Come è iniziata la vostra avventura di giovani sposi?
Marcello trovò lavoro quando nacque Elia, un altro segno grande, io lavoravo saltuariamente, ma dopo la nascita del terzo figlio decidemmo che sarei rimasta a casa. Quel che guadagnavo lo spendevo in baby sitter ed ero abbastanza isterica. Sono una perfezionista e quindi mi immergevo completamente nel lavoro, ma una volta rientrata a casa mi sentivo stanca e svuotata ed era facile che perdessi la pazienza alla prima richiesta dei figli. All’inizio ho vissuto male la scelta di lasciare il lavoro, volevo farcela da sola ad ogni costo, non volevo arrendermi e invece quanta serenità ho guadagnato! Anche questo è stato un grande insegnamento per me: fidarsi del marito, affidarsi alla Provvidenza.

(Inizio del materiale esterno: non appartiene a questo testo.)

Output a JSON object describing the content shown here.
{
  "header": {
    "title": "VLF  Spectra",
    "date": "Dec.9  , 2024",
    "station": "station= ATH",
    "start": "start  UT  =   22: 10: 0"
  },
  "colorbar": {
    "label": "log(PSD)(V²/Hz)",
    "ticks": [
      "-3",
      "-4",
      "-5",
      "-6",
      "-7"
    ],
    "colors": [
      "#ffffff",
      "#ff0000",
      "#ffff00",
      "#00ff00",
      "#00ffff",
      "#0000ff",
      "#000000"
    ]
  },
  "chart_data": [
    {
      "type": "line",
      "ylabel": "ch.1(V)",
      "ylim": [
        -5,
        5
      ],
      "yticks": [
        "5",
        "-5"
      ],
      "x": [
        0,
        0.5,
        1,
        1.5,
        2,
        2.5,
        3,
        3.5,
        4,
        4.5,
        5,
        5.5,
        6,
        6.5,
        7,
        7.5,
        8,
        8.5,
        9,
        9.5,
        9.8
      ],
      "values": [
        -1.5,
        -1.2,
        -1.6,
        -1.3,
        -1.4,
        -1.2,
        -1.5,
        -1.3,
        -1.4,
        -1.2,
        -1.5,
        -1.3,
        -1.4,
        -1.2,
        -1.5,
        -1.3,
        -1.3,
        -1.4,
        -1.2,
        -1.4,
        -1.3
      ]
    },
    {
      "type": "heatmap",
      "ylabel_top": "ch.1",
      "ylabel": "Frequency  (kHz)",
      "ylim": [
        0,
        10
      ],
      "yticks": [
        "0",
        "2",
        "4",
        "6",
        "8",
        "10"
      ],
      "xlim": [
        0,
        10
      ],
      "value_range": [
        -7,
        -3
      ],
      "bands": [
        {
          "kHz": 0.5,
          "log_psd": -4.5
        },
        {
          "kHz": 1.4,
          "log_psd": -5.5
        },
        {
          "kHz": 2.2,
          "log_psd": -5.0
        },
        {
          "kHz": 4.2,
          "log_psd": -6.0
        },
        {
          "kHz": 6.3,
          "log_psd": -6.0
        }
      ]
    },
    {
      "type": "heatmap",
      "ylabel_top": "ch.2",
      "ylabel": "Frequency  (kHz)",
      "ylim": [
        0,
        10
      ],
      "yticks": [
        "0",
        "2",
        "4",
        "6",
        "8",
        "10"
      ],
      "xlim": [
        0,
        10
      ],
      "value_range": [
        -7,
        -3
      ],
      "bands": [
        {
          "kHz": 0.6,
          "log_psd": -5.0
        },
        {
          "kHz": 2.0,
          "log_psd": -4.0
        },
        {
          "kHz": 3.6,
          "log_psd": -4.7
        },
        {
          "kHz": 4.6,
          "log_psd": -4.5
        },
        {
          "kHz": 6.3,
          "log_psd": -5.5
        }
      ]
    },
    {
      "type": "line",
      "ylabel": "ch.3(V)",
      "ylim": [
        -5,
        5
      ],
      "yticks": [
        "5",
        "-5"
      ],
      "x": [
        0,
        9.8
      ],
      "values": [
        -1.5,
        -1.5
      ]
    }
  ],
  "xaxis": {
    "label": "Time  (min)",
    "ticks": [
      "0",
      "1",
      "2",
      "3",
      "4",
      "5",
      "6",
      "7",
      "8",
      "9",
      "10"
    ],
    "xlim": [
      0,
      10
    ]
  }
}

Al terzo figlio abbiamo conosciuto i metodi naturali grazie ai consigli di un sacerdote. Siamo andati a frequentare un corso che ci ha aperto ad una bellezza grandissima e che ha aiutato tanto il nostro rapporto di coppia. Conoscere il corpo, i suoi tempi, comprendere che l’eventuale periodo di astinenza non è privazione, ma è anche un modo per riscoprire l’intimità, riaccendere il desiderio, ritrovarsi vicini in un altro modo, sono insegnamenti preziosissimi che ci hanno unito. Dopo i primi tre figli abbiamo perso un bambino durante le prime settimane di gestazione, ma qualche mese più tardi ho scoperto di essere nuovamente incinta e questa volta di due gemelle! Ero felicissima, non facevo che ridere, mi sentivo al settimo cielo! Era come se il Signore mi avesse restituito in abbondanza quello che prima mi aveva tolto.
“Dio vede e provvede”: è stato davvero così?
Sì, il primo segno della Provvidenza che mi viene in mente, il più sorprendente, è stato l’essermi riconciliata con mio padre. Lui non venne al nostro matrimonio perché aveva da lavorare, questa fu la sua motivazione. “Verrò al prossimo” – mi disse – ed io rimasi malissimo. Non credeva nel matrimonio per questo non aveva dato importanza al mio. Non ci siamo parlati per tanto tempo, ero molto arrabbiata. Poi un giorno mi suonò alla porta di casa, me lo ritrovai davanti e lì si sciolse tutto. Sentii davvero la potenza della mano del Signore perché quello era un mio grandissimo desiderio, tante volte avevo immaginato le sue scuse, avevo sperato che prendesse consapevolezza dei suoi errori e che si riavvicinasse a me, e così avvenne. Ero incinta di Elia e riconciliandomi con mio padre sentivo come se il puzzle confuso della mia vita stesse prendendo forma. Tutto non per merito mio ma per grazia di Dio. Negli anni ho visto tantissime volte la Sua mano agire concretamente nella nostra vita e ho sempre cercato di mostrarlo ai miei figli. Le cose piccole, banali, sono quelle che mi stupiscono e commuovono di più, perché mi fanno dire “ma anche qui arrivi?”.
Se ci affidiamo a Dio davvero Lui provvede. Ad esempio mio figlio che una mattina mi dice “mamma siamo senza cacao” e poi dieci minuti dopo bussa alla porta il prete della parrocchia con uno scatolone di cacao in mano: “Vi ho portato questo, noi non lo mangiamo, magari a voi serve”.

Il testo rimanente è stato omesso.